Chicago has paid more than $500,000 in legal fees to battle
the Federal Aviation Administration over the March 2003 closing of the airport
at Northerly Island, according to figures provided by the city.
The city is challenging a $33,000 fine for shutting down Meigs
without giving the FAA a required 30-day notice. And lawyers on the city's clock
are preparing to fight the FAA on another front: The agency is investigating
whether Chicago improperly used $2.9 million in airport development funds to
close Meigs. The FAA could fine the city up to $8.7 million if it finds the
development funds were misused.
Bottom line: The mayor's surprise decision to bulldoze the
airport's runway while most people were asleep already has cost the city
millions of dollars, and the tab could top $10 million.
The mayor told only a handful of people about his decision to
close Meigs before sending a demolition crew to carve six giant X marks on the
runway. Daley said he ordered the airport closed because terrorists could use it
to launch a small plane attack on downtown. Few people bought that explanation.
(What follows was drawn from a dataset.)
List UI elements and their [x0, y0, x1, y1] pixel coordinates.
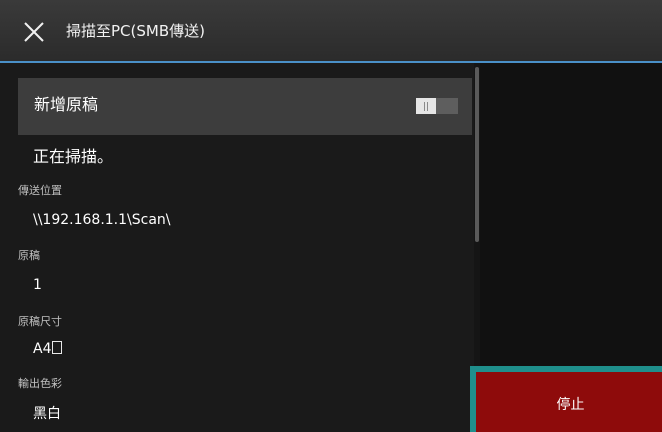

The city eventually prevailed against lawsuits that sought to
keep Meigs open. But the city's battles with the FAA have continued.
The FAA says the city violated its regulations by closing the
airport without sufficient notice; the city counters that FAA regulations say it
can close an airport for security reasons. The city fears that if it concedes to
the FAA on the notice issue, it will have a weaker case on the question of the
use of airport funds. A fine in one case can be considered in other enforcement
proceedings against the city. We don't know if the FAA or the city will prevail.
We do know that the taxpayers' costs for the midnight raid on Meigs Field keep
rising, thanks to a mayor's belief that he can do whatever he wants.